Manufacturing News

China car prices drop most in 2 years as dealership inventories climb, government says

China's passenger-vehicle prices fell the most in two years because of a worsening glut at auto dealerships, the nation's top economic planning agency said.

Average retail prices in May fell 1.1 percent from April, the steepest month-to-month drop since June 2010, Cheng Xiaodong, chief of auto price monitoring at the National Development and Reform Commission, said in a telephone interview Tuesday.

Automakers are overstocking cars at a time when dealers are pessimistic about their sales prospects, he said.

The price drops add to signs that Chinese consumer demand for cars is lagging behind the rising wholesale vehicle deliveries that automakers are reporting.

Last week, China's biggest dealer association said automakers need to scale back sales targets or sweeten incentives because the worsening glut across the nation's showrooms is unsustainable.

"The market is deteriorating quickly," said Vivien Chan, an analyst with SinoPac Securities Asia Ltd. in Hong Kong. "Price declines are no doubt adding more pressure on auto dealer stocks."

In the auto industry, month-to-month comparisons better reflect the health of vehicle demand than year-to-year data, the development and reform commission's Cheng said. Prices in May dropped 1.7 percent from a year earlier, deepening from April and in line with the drop in March, according to the commission's data.

Rising inventory
Average inventory carried at Chinese showrooms exceeded a 60-day supply by the end of May, compared with more than a 45-day supply at the end of April, said Luo Lei, deputy secretary general of the state-backed China Automobile Dealers Association.
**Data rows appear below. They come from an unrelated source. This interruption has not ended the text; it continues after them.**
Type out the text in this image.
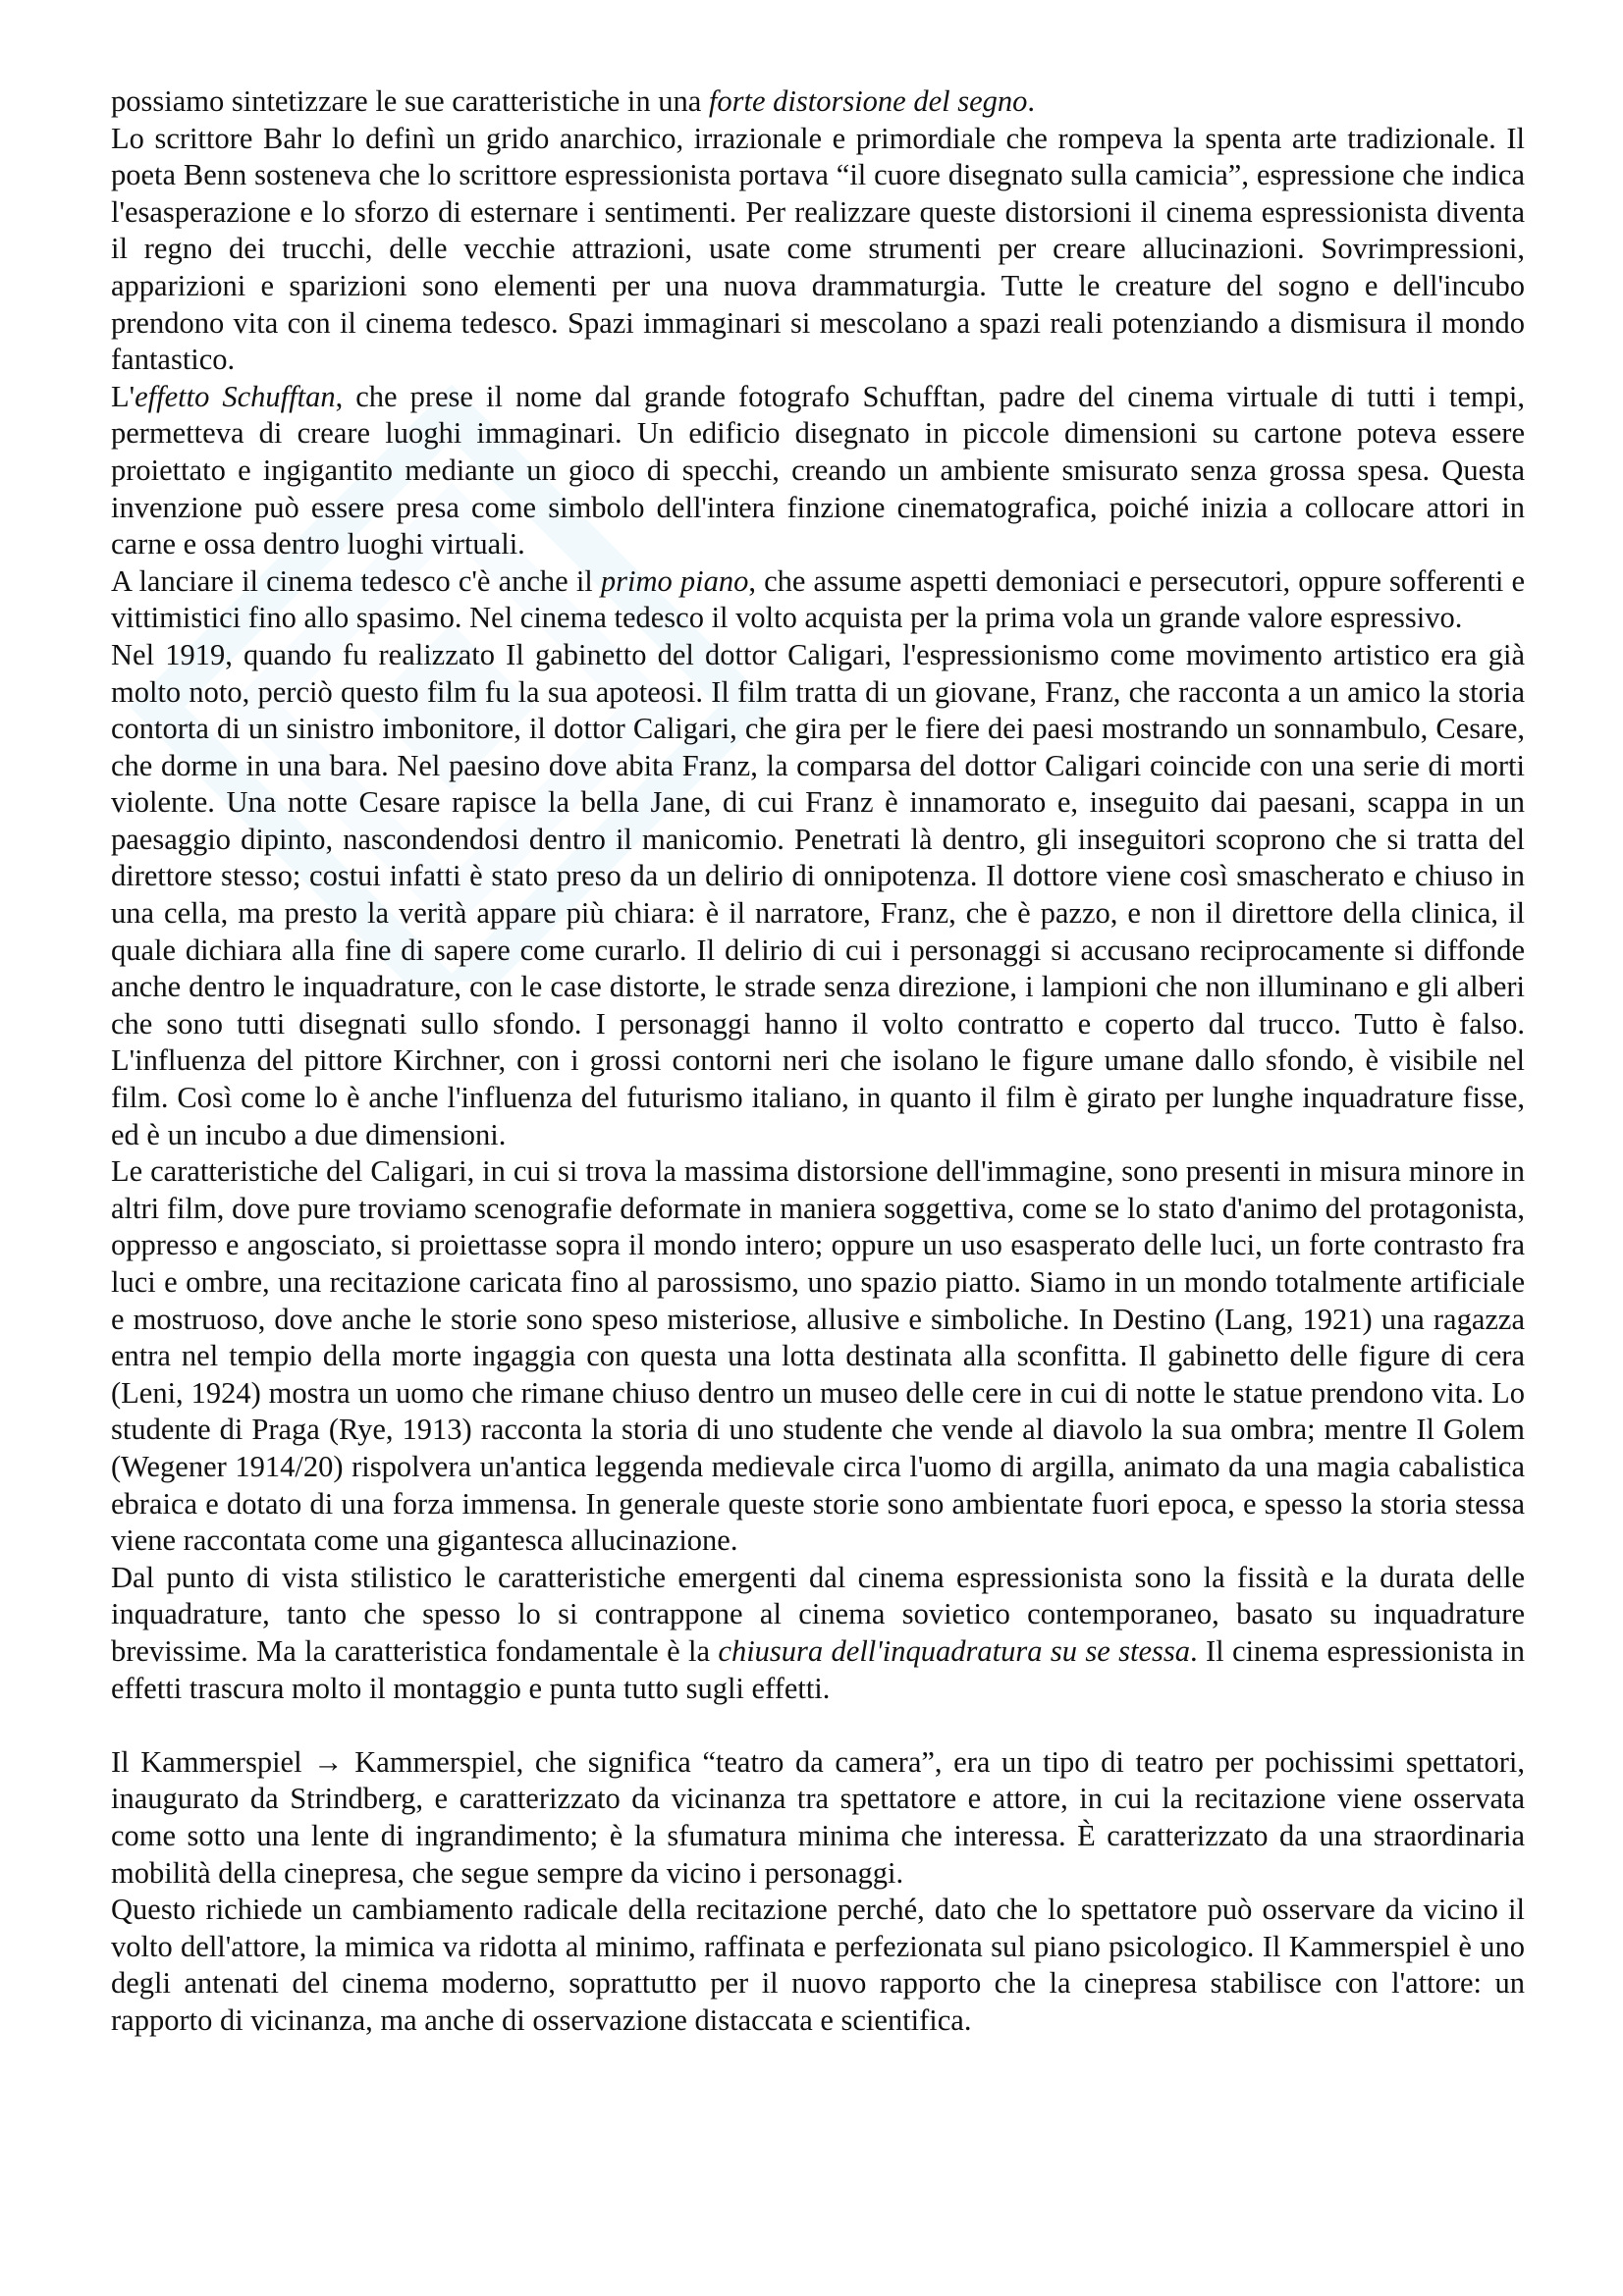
possiamo sintetizzare le sue caratteristiche in una forte distorsione del segno.

Lo scrittore Bahr lo definì un grido anarchico, irrazionale e primordiale che rompeva la spenta arte tradizionale. Il poeta Benn sosteneva che lo scrittore espressionista portava “il cuore disegnato sulla camicia”, espressione che indica l'esasperazione e lo sforzo di esternare i sentimenti. Per realizzare queste distorsioni il cinema espressionista diventa il regno dei trucchi, delle vecchie attrazioni, usate come strumenti per creare allucinazioni. Sovrimpressioni, apparizioni e sparizioni sono elementi per una nuova drammaturgia. Tutte le creature del sogno e dell'incubo prendono vita con il cinema tedesco. Spazi immaginari si mescolano a spazi reali potenziando a dismisura il mondo fantastico.

L'effetto Schufftan, che prese il nome dal grande fotografo Schufftan, padre del cinema virtuale di tutti i tempi, permetteva di creare luoghi immaginari. Un edificio disegnato in piccole dimensioni su cartone poteva essere proiettato e ingigantito mediante un gioco di specchi, creando un ambiente smisurato senza grossa spesa. Questa invenzione può essere presa come simbolo dell'intera finzione cinematografica, poiché inizia a collocare attori in carne e ossa dentro luoghi virtuali.

A lanciare il cinema tedesco c'è anche il primo piano, che assume aspetti demoniaci e persecutori, oppure sofferenti e vittimistici fino allo spasimo. Nel cinema tedesco il volto acquista per la prima vola un grande valore espressivo.

Nel 1919, quando fu realizzato Il gabinetto del dottor Caligari, l'espressionismo come movimento artistico era già molto noto, perciò questo film fu la sua apoteosi. Il film tratta di un giovane, Franz, che racconta a un amico la storia contorta di un sinistro imbonitore, il dottor Caligari, che gira per le fiere dei paesi mostrando un sonnambulo, Cesare, che dorme in una bara. Nel paesino dove abita Franz, la comparsa del dottor Caligari coincide con una serie di morti violente. Una notte Cesare rapisce la bella Jane, di cui Franz è innamorato e, inseguito dai paesani, scappa in un paesaggio dipinto, nascondendosi dentro il manicomio. Penetrati là dentro, gli inseguitori scoprono che si tratta del direttore stesso; costui infatti è stato preso da un delirio di onnipotenza. Il dottore viene così smascherato e chiuso in una cella, ma presto la verità appare più chiara: è il narratore, Franz, che è pazzo, e non il direttore della clinica, il quale dichiara alla fine di sapere come curarlo. Il delirio di cui i personaggi si accusano reciprocamente si diffonde anche dentro le inquadrature, con le case distorte, le strade senza direzione, i lampioni che non illuminano e gli alberi che sono tutti disegnati sullo sfondo. I personaggi hanno il volto contratto e coperto dal trucco. Tutto è falso. L'influenza del pittore Kirchner, con i grossi contorni neri che isolano le figure umane dallo sfondo, è visibile nel film. Così come lo è anche l'influenza del futurismo italiano, in quanto il film è girato per lunghe inquadrature fisse, ed è un incubo a due dimensioni.

Le caratteristiche del Caligari, in cui si trova la massima distorsione dell'immagine, sono presenti in misura minore in altri film, dove pure troviamo scenografie deformate in maniera soggettiva, come se lo stato d'animo del protagonista, oppresso e angosciato, si proiettasse sopra il mondo intero; oppure un uso esasperato delle luci, un forte contrasto fra luci e ombre, una recitazione caricata fino al parossismo, uno spazio piatto. Siamo in un mondo totalmente artificiale e mostruoso, dove anche le storie sono speso misteriose, allusive e simboliche. In Destino (Lang, 1921) una ragazza entra nel tempio della morte ingaggia con questa una lotta destinata alla sconfitta. Il gabinetto delle figure di cera (Leni, 1924) mostra un uomo che rimane chiuso dentro un museo delle cere in cui di notte le statue prendono vita. Lo studente di Praga (Rye, 1913) racconta la storia di uno studente che vende al diavolo la sua ombra; mentre Il Golem (Wegener 1914/20) rispolvera un'antica leggenda medievale circa l'uomo di argilla, animato da una magia cabalistica ebraica e dotato di una forza immensa. In generale queste storie sono ambientate fuori epoca, e spesso la storia stessa viene raccontata come una gigantesca allucinazione.

Dal punto di vista stilistico le caratteristiche emergenti dal cinema espressionista sono la fissità e la durata delle inquadrature, tanto che spesso lo si contrappone al cinema sovietico contemporaneo, basato su inquadrature brevissime. Ma la caratteristica fondamentale è la chiusura dell'inquadratura su se stessa. Il cinema espressionista in effetti trascura molto il montaggio e punta tutto sugli effetti.

Il Kammerspiel → Kammerspiel, che significa “teatro da camera”, era un tipo di teatro per pochissimi spettatori, inaugurato da Strindberg, e caratterizzato da vicinanza tra spettatore e attore, in cui la recitazione viene osservata come sotto una lente di ingrandimento; è la sfumatura minima che interessa. È caratterizzato da una straordinaria mobilità della cinepresa, che segue sempre da vicino i personaggi.

Questo richiede un cambiamento radicale della recitazione perché, dato che lo spettatore può osservare da vicino il volto dell'attore, la mimica va ridotta al minimo, raffinata e perfezionata sul piano psicologico. Il Kammerspiel è uno degli antenati del cinema moderno, soprattutto per il nuovo rapporto che la cinepresa stabilisce con l'attore: un rapporto di vicinanza, ma anche di osservazione distaccata e scientifica.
Three days later, the official China Association of Automobile Manufacturers reported that wholesale deliveries of passenger vehicles in May climbed 23 percent from a year earlier to 1.3 million units, defying an economic slowdown that has forced China to cut interest rates, loosen lending restrictions and pursue stimulus measures.

Automakers disclose the number of vehicles sold to Chinese dealerships, but not retail sales to consumers.

"We think this is a very dangerous strategy of the automakers stuffing the dealers in the hopes of selling more," wrote Ole Hui and Jeremy Yeo, Hong Kong analysts at Mizuho Financial Group Inc., in a Tuesday report. "We think [automakers] are due for payback time and we may see production cuts and thus weaker wholesale sales in" the second half of 2012.

Dealerships carrying Japanese brands were hit hardest among the foreign joint ventures, said Feng Han, secretary general of the China Auto Dealers Chamber of Commerce, which has more than 2,300 members. Cars made by Volkswagen AG and General Motors were least affected by rising inventories at dealerships, Han said.

Seeing a rebound
Ma Chunping, a spokeswoman for Toyota Motor Corp.'s joint venture with China FAW Group Corp., said its dealership inventory levels range from 21 days to 36 days. Toyota's joint venture with Guangzho Automobile Group Co. is not experiencing an inventory problem, said spokesman Chen Daohong.

Spokesmen at Nissan Motor Co. and Honda Motor Co. did not immediately comment.

The automakers association says the industry is recovering from a slump that had kept January-to-April shipments down from a year earlier, Deputy Secretary General Yao Jie said in the association's briefing Saturday.

A week earlier, Kevin Wale, chief of General Motors' China operations, said he's "pretty optimistic" about Chinese consumer demand. "I can't see anything in the Chinese environment that's leading to an unusual decline in consumer confidence," Wale said in a May 31 interview in Shanghai.

Inventory worries in China may be overblown, Macquarie Group Ltd. analysts Jake Lynch and Zhixuan Lin wrote in a report Monday. Auto production lagged wholesale deliveries by 40,000 units in May, they wrote, and carmakers have "little incentive to overstock their dealers with cars that cannot be sold at targeted price points."